İkiztepe Höyüğü’ndeki Hafriyatlar Yine Başladı
Samsun’un Bafra ilçesi İkiztepe Höyüğü’ndeki hafriyat alanında 27 yıl önce staj yapan İstanbul Üniversitesi Edebiyat Arkeolojisi Kısmı Öğretim Üyesi Doç. Dr. Aslıhan Beyazıt, yıllar sonra devraldığı hafriyat başkanlığı ile tarihe ışık tutuluyor.
İkiztepe Höyüğü’nde 1974 yılında başlayan ve devam eden hafriyat çalışmaları, 2012 yılına kadar Prof. Dr. Önder Bilgi yönetiminde yürütüldü.
2012 yılında orta verilen hafriyat çalışmaları, 27 yıl önceki staj ve asistanlık misyonlarını İkiztepe Höyüğü’nde yapan Doç. Dr. Aslıhan Beyazıt başkanlığında 2021 yılında yeniden başladı.
Kazı başkanı Beyazıt, AA muhabirine, İkiztepe Höyüğü’ndeki kazıların Karadeniz Bölgesi’nde geçirdiği uzun soluklu tek hafriyat olduğunu söyledi.
Üniversitede birinci sınıfta yaz devrinde İkiztepe Höyüğü’nde staj yapan Beyazıt, “Burası hem İstanbul Üniversitesinin en eski kazılarından biri hem de Türkiye’nin geneline bakıldığında, doğal ki daha eski hafriyatlar var lakin aralıksız devam eden Karadeniz Bölgesi’nin uzun soluklu tek kazısıdır. Benim asistanlığımın büyük kısmı burada geçti. Hasebiyle hafriyat araştırması benim için iyi bir şekilde yönetildi.” dedi.
Beyazıt, İkiztepe Höyüğü’nde yürütülen kazıların MÖ 4500 yılından MÖ 2000’lere kadar bölgesel kesintisiz dağılım gösterdiğine işaret ederek, “İkiztepe yerleşimi 4 zirveden toplanır. Üçüncü devir kazılarında en büyük zirve olan Zirve I’de çalışma yürütüyoruz. Burada Bafra Ovası’nın Yaklaşık 66 dönümlük alana sahip olan İkiztepe’de elde edilen bulgular hem Karadeniz Bölgesi hem de Orta Anadolu, Balkanlar ve Kafkasya kültürleri ile temasları gösterme açısından değerli bir referans konumdadır.” tabirini kullandı.
“Buluntular, İkiztepelilerin savaşçı beşerleri olduğunu gösteriyor”

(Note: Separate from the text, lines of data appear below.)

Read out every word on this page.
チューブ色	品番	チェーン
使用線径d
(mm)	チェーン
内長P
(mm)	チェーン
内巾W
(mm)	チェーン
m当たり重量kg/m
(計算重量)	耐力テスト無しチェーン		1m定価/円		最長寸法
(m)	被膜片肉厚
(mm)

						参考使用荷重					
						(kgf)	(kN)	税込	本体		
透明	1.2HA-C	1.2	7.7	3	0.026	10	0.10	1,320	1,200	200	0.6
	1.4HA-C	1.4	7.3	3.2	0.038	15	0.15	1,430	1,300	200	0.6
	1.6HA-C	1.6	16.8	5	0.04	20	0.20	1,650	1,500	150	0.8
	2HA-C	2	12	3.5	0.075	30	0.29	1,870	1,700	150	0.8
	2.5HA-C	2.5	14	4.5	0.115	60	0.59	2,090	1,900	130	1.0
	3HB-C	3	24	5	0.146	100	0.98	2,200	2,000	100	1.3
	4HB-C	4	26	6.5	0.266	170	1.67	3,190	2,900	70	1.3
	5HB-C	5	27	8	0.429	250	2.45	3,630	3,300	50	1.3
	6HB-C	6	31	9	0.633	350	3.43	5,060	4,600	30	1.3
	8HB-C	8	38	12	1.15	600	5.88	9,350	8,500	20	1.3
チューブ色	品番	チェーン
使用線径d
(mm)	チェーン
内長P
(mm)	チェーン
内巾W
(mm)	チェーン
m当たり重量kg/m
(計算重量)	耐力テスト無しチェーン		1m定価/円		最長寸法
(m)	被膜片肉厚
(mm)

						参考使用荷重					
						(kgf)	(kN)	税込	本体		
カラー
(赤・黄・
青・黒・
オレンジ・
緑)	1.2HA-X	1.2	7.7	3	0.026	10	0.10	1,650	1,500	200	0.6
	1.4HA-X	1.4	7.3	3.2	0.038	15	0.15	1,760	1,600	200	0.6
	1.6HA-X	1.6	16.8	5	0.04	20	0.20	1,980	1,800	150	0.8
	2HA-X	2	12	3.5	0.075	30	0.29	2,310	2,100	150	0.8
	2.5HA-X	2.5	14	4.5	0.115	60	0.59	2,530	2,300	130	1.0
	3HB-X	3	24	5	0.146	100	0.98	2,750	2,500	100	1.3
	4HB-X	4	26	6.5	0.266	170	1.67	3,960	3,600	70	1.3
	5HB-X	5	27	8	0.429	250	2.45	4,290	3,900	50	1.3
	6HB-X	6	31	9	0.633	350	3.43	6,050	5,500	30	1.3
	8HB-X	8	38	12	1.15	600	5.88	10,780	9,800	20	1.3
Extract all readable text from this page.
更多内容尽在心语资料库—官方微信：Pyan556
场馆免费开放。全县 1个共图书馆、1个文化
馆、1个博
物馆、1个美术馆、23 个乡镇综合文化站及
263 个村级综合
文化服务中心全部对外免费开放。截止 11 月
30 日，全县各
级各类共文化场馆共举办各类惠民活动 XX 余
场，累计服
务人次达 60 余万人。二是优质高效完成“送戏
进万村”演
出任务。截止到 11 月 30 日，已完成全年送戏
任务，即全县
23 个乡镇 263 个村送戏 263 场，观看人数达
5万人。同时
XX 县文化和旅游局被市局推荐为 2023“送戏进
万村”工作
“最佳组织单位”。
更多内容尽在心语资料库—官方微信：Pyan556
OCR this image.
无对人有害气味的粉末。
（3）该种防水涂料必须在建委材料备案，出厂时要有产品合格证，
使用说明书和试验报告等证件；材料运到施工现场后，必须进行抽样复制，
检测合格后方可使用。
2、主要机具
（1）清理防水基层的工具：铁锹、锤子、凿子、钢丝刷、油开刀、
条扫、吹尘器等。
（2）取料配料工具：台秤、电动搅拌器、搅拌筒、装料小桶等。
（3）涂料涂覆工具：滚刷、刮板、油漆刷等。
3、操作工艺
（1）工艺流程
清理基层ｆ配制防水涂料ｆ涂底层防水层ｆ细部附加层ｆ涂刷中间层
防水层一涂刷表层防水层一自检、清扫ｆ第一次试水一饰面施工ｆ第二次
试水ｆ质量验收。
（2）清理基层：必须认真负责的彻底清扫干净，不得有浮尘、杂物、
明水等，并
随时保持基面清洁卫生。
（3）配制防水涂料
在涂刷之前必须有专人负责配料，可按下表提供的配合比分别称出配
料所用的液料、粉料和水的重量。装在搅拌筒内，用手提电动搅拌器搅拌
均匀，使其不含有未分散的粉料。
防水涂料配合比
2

“Kültür katmanlarından çok mezar buluntusu olarak ölülerin yanında bırakılan meyyit ikramları, günlük hayatta kalan hizmetler ya da bir arada mezarlarda ne maksatla bulunabilen tam bulunamadığımız sembolik tular ele geçişite. O devir insanlarının inançlarıyla bağlantı kurabileceğimiz kimi buluntulara rastlıyoruz. Mezarlarda daha çok mızrak sistemleri, usturalar ya da süs aksesuarlarına rastlıyoruz.Bütün bunları hem ikiztepelilerin kimliğiyle ilgili olarak veriyor hem de bir bakıma savaşçı bilgisi beşerler olduğunu gösteriyor. daha çok dağıtılmış toprak çanaklarla karşılaşıyoruz.”
Beyazıt, bulunan bakır aksesuarların Anadolu’da “Tunç” diye isimlendirilen ham hususun ortaya çıktığı periyoda rasgeldiğine dikkat ederek, şeritte şunları kaydetti:
“14 mezardan karbon tarihlendirmesi bize MÖ 3250 ila 2900 yılları ortasını veriyor. Hasebiyle bizim Anadolu’da benzerlerine rastladığımız metal buluntuların Karadeniz Bölgesi’nde de var olduğunu gösteriyor. Yani M.Ö. 3200’lerde ne kadar gelişmiş bir maden teknolojisine sahip olduğunu gösteriyor Lakin metal üretimi burada mı yapıyorlardı yoksa başka bir yerde mi, hala soru işareti.Zira kazılmamış alanı çok İkiztepe’nin.Tahmini fırınlar ve atölyeleri vardı bu imalatları. bu parçaları yanıtlamayı bulmayı hedefliyoruz.”